Totally normal. Delilah does this too.


----------



## fjm (Jun 4, 2010)

Try him with a raw carrot - used to work for one of my mother's dog that liked to steal pieces of coal.


----------



## frostfirestandards (Jun 18, 2009)

Id say it was normal. most of thedogs I groom try to eat hair off the floor, especially if it has something gross on it. 

ALL of my dogs will try to eat their eye boogers when I pick them off.


----------



## CharismaticMillie (Jun 16, 2010)

frostfirestandards said:


> Id say it was normal. most of thedogs I groom try to eat hair off the floor, especially if it has something gross on it.
> 
> ALL of my dogs will try to eat their eye boogers when I pick them off.

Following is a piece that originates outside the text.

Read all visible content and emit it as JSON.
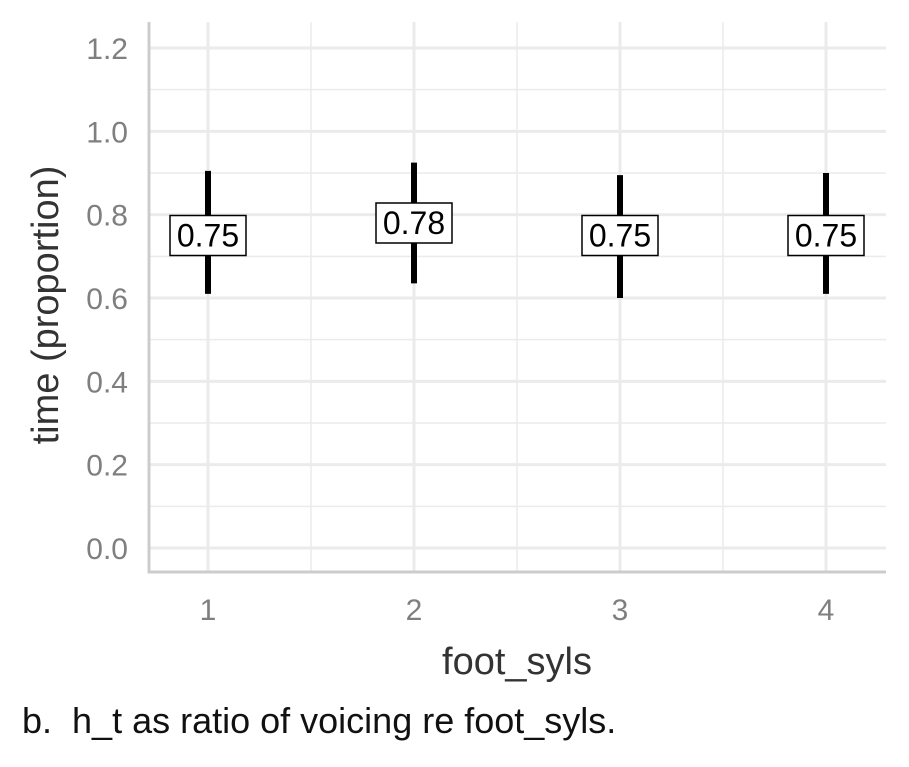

Henry does this too! I thought he was the only one!!!!! LOL!


----------



## frostfirestandards (Jun 18, 2009)

LOL I thought mine were the only ones! 
dogs are wierd


----------



## Locket (Jun 21, 2009)

Matrix LOVES his eye boogers (he loves Mitch's too, yuck!). I just pick off the crusties with my fingers, but I'll sometimes use a tissue to get the wet ones, and he'll dig through the garbage pail to eat the tissue with the wet boogers in it.


----------